Pertanyaan kemudian muncul dari Permana yakni, tetap terkesan ada kontradiksi terhadap keinginan arsitek untuk mempertahankan pohon di sekitaran site, namun tetap menggunakan material kayu yang sebenarnya juga bagian dari penebangan pohon di site lain. Gayuh kemudian menekankan bahwa penggunaan kayu pada projeknya merupakan bagian dari mengurangi carbon footprint  itu sendiri. Sebab, material kayu didatangkan dari para pemasok sekitar  yang kemudian mendatangkan penghasilan bagi tukang tebang, dan tukang angkutnya.

Pertanyaan kedua datang dari Cok Gung yakni mengkritisi akan dua perlakuan yang sempat diutarakan Gayuh yakni sikap terhadap pohon; ditebang atau dipertahankan.
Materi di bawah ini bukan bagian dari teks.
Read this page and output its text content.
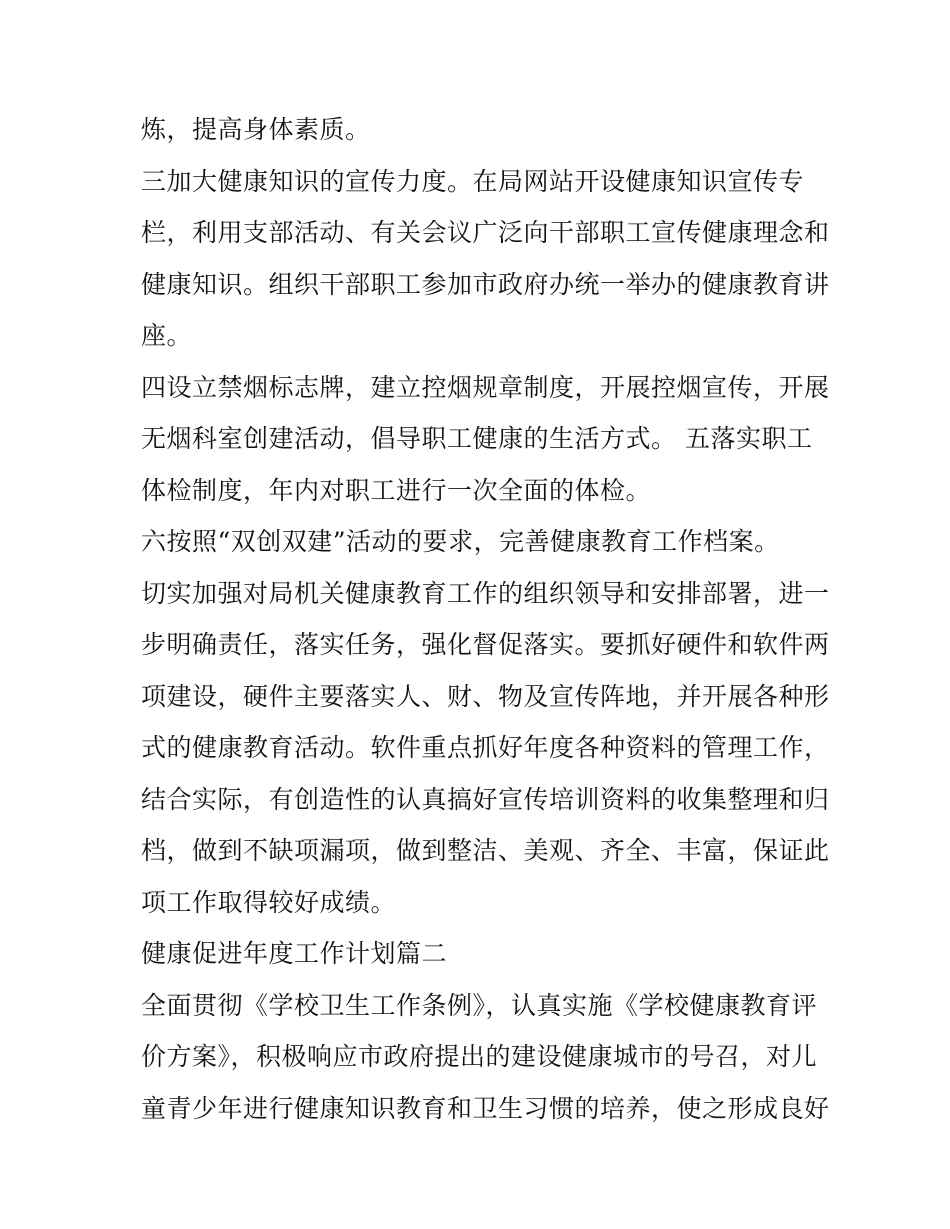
炼，提高身体素质。
三加大健康知识的宣传力度。在局网站开设健康知识宣传专
栏，利用支部活动、有关会议广泛向干部职工宣传健康理念和
健康知识。组织干部职工参加市政府办统一举办的健康教育讲
座。
四设立禁烟标志牌，建立控烟规章制度，开展控烟宣传，开展
无烟科室创建活动，倡导职工健康的生活方式。 五落实职工
体检制度，年内对职工进行一次全面的体检。
六按照“双创双建”活动的要求，完善健康教育工作档案。
切实加强对局机关健康教育工作的组织领导和安排部署，进一
步明确责任，落实任务，强化督促落实。要抓好硬件和软件两
项建设，硬件主要落实人、财、物及宣传阵地，并开展各种形
式的健康教育活动。软件重点抓好年度各种资料的管理工作，
结合实际，有创造性的认真搞好宣传培训资料的收集整理和归
档，做到不缺项漏项，做到整洁、美观、齐全、丰富，保证此
项工作取得较好成绩。
健康促进年度工作计划篇二
全面贯彻《学校卫生工作条例》，认真实施《学校健康教育评
价方案》，积极响应市政府提出的建设健康城市的号召，对儿
童青少年进行健康知识教育和卫生习惯的培养，使之形成良好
Bagi Cok Gung, seharusnya pilihan ditebang haruslah dibuang jauh-jauh dari pemikiran seorang arsitek dalam menyikapi konteksnya. Gayuh kembali menekankan bahwa penebangan pohon pada site tentunya diikuti aksi mempergunakan pohon itu semaksimal mungkin hingga ke bagian terkecilnya seperti menjadi bagian dari konstruksi hingga bagian dari interiornya.

Pandangan lain kemudian disampaikan oleh Rizeki yakni konsep green architecture yang kemudian diistilahkannya sebagai arsitektur penuh pertimbangan. Sebab, bukan hanya persoalan mempertahankan namun juga mengurangi carbon footprint menjadi suatu hal yang lebih masuk akal. Hal lain kemudian disinggungnya terkait akan cara memaknai ruang dari metode desain ini. Gayuh kemudian menjelaskan bahwa ruang yang tercipta dibiarkan kosong tanpa ada fungsi yang spesifik, kemudian penghunilah yang berperan mengisi ruangnya sendiri dengan ide dan kebutuhannya.


Para Penanya (ki-ka): Permana, Cok Gung, Rizeki
Diskusi kali ini kemudian ditutup dengan pandangan green architecture  dari Gayuh sendiri yang diistilahkannya dengan arsitektur kontekstual dimana pohon diperlakukan dengan suatu alasan yang kuat. Seperti sebuah sikap saat menanam pohon, berarsitektur pun harus mengupayakan dirinya untuk dapat hidup dan berkembang sesuai dengan kebutuhan yang terus tumbuh seiring berjalannya waktu.